The cramped apartment setting amps up the survival stakes, making REC uniquely gripping. Unlike most zombie films set in open spaces, this confined hellhole—rare for its era and still uncommon—creates relentless claustrophobia. A wider stage would’ve dulled its edge; here, every corner feels like a trap.

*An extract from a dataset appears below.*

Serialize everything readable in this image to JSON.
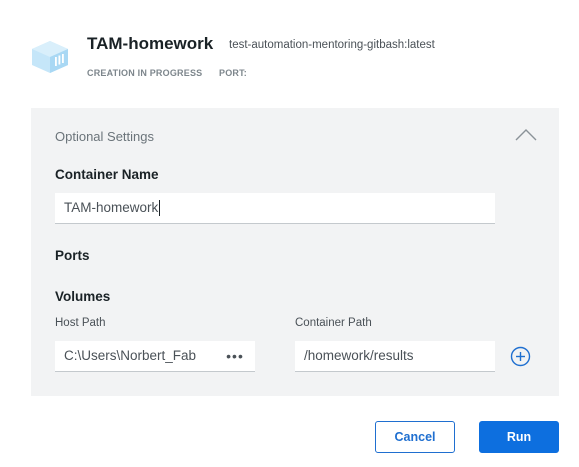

Action, though, takes a hit from the found-footage style. Fleeing and fighting look chaotic, hard to track, and lack punch. The final scuffle before the attic, where a firefighter battles a zombie, should’ve been simple—shove it down the stairs—but instead drags into a clumsy tussle with no clear payoff. I wanted sharp, decisive moves; it feels sloppy, so I rate the action low.

Horror Intensity

The tight space is REC’s horror engine. Surviving in a locked-down building breeds raw fear and tension, keeping you on edge. The attic climax, when night vision reveals the towering, skeletal “bioengineered girl,” is pure nightmare fuel—naked, savage, and unstoppable. You’d rather face the infected mob than her. The shift from a routine documentary to a no-survivors bloodbath feels suffocating, like watching hope die in real-time.

Drawbacks

The found-footage lens, while iconic, has limits. In the final escape, the camera blurs, leaving only screams—no visuals. It’s immersive but frustrating. Distant shots obscure fights, missing the close-up grit I craved. For its time, REC pushed boundaries, so I can’t dock it too hard, but these quirks cost it points.

Overall

REC (2007) is a horror landmark, blending gut-punch scares with a story that rewards scrutiny. Its tight quarters and grim reveal—a Vatican experiment gone awry—make it unforgettable, even if action falters and the camera style irks. Plot holes linger, but the dread is so potent they fade. For horror fans, it’s a masterclass in tension that still haunts years later.